JACKSON, Mo. -- A psychologist testified Wednesday that while Samuel J. Farrow Jr. tested at the lower end of the intellectual spectrum, he was smart enough to be "refining his techniques" as a criminal when he was caught.
Defense attorneys, who maintain that Farrow is mentally deficient and can't be held accountable for his actions, questioned whether the doctor was thorough enough to make a knowledgeable evaluation.
Farrow, 24, faces 15 criminal charges ranging from kidnapping and rape to furnishing pornographic material to minors and statutory sodomy.
A 16th charge was dismissed late Wednesday when Judge John Grimm dismissed an armed criminal action count.
A verdict is expected today in the bench trial. The state rested its case after the testimony of the psychologist.
In his testimony, Dr. Stephen V. Courtois said Farrow knew exactly what he was doing when he kidnapped and sexually molested two children in July and November of 2000.
Scenario duplicated
The charges involve two girls, the first 6 years old, the other, 4. Both lived at different times in the same mobile home in Scott City, Mo., and were abducted from the same bedroom window.
Cape Girardeau County Prosecuting Attorney Morley Swingle is asking the judge to give Farrow 11 life sentences.
Courtois, a forensic examiner at the Southeast Missouri Mental Health Center in Farmington, Mo., interviewed Farrow after he was arrested.
Farrow "planned out in great detail how he was going to do this abduction," Courtois said.
And he knew what he did was wrong because he took pains to avoid capture, Courtois said. He cited Farrow's decision to take a circuitous route along rural roads from his apartment in Jackson to the trailer in Scott City, as evidence of that.
Farrow's actions in the second abduction in contrast to the first abduction "show a tremendous amount of growth in criminal thinking," Courtois said. "He was much more cautious."
Defense attorney David Roth grilled Courtois about his methodology in testing Farrow.
Some of the tests Farrow received required him to read, which Farrow doesn't do well.
Defense psychologist
The defense hired its own psychologist to evaluate Farrow. That doctor is expected to testify today. Farrow's attorney Al Lowes said he would also call his client's parents to the stand.
In addition to the state's psychologist, the judge also heard testimony Wednesday from medical experts who examined the two girls, and the mother of the 6-year-old, a former friend of Farrow's.
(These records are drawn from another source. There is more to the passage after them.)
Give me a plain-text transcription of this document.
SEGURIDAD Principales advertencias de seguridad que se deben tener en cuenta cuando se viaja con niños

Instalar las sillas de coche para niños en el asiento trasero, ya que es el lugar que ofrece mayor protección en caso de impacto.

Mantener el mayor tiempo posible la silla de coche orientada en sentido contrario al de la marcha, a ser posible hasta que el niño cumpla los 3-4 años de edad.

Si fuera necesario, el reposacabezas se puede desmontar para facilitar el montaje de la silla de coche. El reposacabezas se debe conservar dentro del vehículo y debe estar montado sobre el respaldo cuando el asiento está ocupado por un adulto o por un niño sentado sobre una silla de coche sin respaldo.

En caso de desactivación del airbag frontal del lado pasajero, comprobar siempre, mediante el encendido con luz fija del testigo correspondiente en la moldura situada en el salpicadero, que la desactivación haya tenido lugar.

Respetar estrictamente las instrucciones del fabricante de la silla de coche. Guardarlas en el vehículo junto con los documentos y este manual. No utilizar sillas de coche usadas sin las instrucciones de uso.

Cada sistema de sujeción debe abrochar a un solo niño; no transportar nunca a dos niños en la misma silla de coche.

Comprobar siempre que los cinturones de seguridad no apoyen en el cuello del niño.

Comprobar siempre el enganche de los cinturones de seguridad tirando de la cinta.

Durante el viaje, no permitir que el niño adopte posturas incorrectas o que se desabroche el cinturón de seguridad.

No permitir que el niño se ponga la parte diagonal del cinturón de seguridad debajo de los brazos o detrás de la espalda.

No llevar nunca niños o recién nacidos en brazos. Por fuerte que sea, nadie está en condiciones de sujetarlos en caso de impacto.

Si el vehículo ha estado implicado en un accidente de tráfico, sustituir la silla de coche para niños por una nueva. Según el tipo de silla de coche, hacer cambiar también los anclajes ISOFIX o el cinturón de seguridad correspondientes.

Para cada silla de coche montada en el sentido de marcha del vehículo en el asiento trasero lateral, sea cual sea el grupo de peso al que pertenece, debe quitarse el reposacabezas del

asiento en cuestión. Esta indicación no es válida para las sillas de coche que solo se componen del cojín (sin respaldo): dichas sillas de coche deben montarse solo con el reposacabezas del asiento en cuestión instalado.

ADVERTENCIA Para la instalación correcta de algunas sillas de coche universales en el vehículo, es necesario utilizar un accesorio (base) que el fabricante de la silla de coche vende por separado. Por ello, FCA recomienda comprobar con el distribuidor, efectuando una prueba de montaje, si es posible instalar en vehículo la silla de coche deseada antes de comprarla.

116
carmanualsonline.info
She said when her little girl first told her that "a man came in the window and took me far far away," she thought the child had been sleepwalking.
"It was just so strange. ... I didn't know what to believe," she said.
When her daughter later indicated she was uncomfortable around Farrow, who used to baby-sit her, she said she grew worried.
After she moved to another city, a friend called her and told her about the second child's kidnapping. She said the woman told her: "'It wasn't a dream, you need to tell the detectives.'"
At the conclusion of testimony Wednesday, the judge denied a defense motion to dismiss three charges, including kidnapping and two counts of sodomy involving the 6-year-old.